5HTTLPR: Interest in the serotonin transporter promoter functional polymorphism has been considerable, but the clinical literature is weak and inconsistent. We were the first to show with neuroimaging that this variation affected the expression of the protein as assayed with in vivo radioligand binding potential (Heinz et al 2000). We studied with fMRI the effect of this polymorphism at the level of emotional processing in the amygdala and showed a dramatic effect, consistent with models of stress and depression and amygdala processing (Hariri et al 2002). This fMRI study has been now replicated by two other groups, as well as by us in a large sample of over ninety normal subjects. We have found, moreover, that this polymorphism is associated with specific changes in amygdala volume in normal subjects, a possible developmental anlagen of risk for mood and anxiety disorders.

Future Studies

Investigators in CBDB are using these genetic leads to broaden our understanding of disease mechanisms, to search for new potential treatment targets, and to define the genetic architecture of risk. These future efforts will take place in the larger context of the Genes, Cognition and Psychosis program, which will move this effort ahead in several specific dimensions: 1) We will expand collection of CBDB-type clinical datasets, including the establishment of at least three new CBDB Sibling Study “clones” at other academic centers in the USA and in Europe. This will strengthen the effort to identify gene-gene and gene-environment interactions. 2) We will revise phenotype characterizations, including focusing on specific subsystems in working memory and executive cognition, to utilize MEG to achieve greater temporal resolution with high spatial fidelity for early information processing phenotypes. 3) Extensive resequencing of clinical samples for each of the susceptibility genes will be completed within the next year, and genotyping of promising functional polymorphisms will follow.
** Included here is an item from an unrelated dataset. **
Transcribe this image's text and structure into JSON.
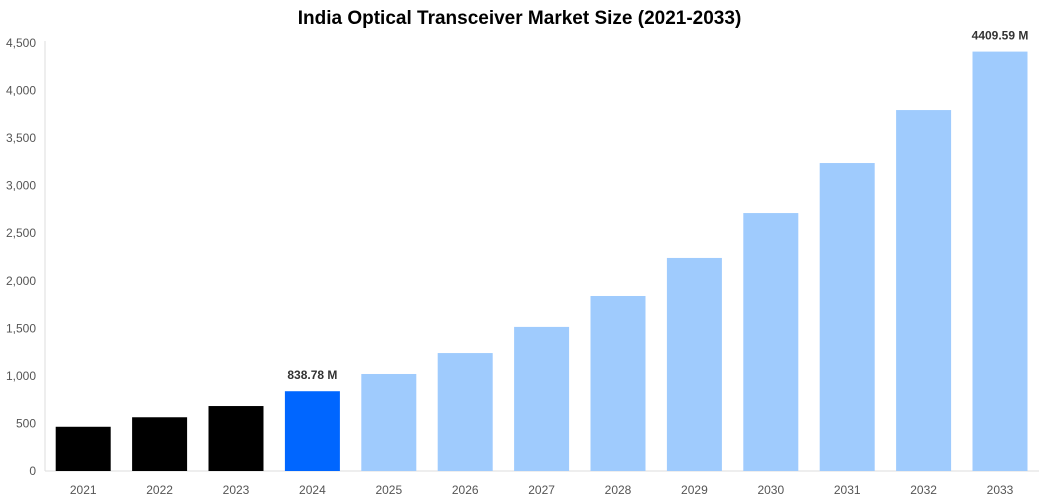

Reanalysis of the intermediate phenotype database will serve as a triage strategy for identifying potentially functional alleles. 4) Therapeutic trials based on drugs that target pathways implicated by these genes, with genotype as a grouping variable, will be initiated at the NIMH and at our collaborating centers. 5) Basic studies of gene structure and function will commence within the larger program structure, to include full transcript characterization of each gene in several human brain regions and cell populations, to develop functional cell based assays for characterizing gene and allele function and interacting metabolic networks, and to create animal models based on humanized alleles. 6) Postmortem brain studies will include further characterization of gene and protein expression patterns in normal and in schizophrenic tissue and gene and protein expression profiling techniques, which will stress carefully matched samples of normal subjects grouped by genotype, using updated information from resequencing and functional assays, to search for molecular pathways that are impacted by functional variation in the target genes. In the long run, we will aim to map and integrate the pathways of convergence of risk factors and to elucidate the molecular networks that they engage.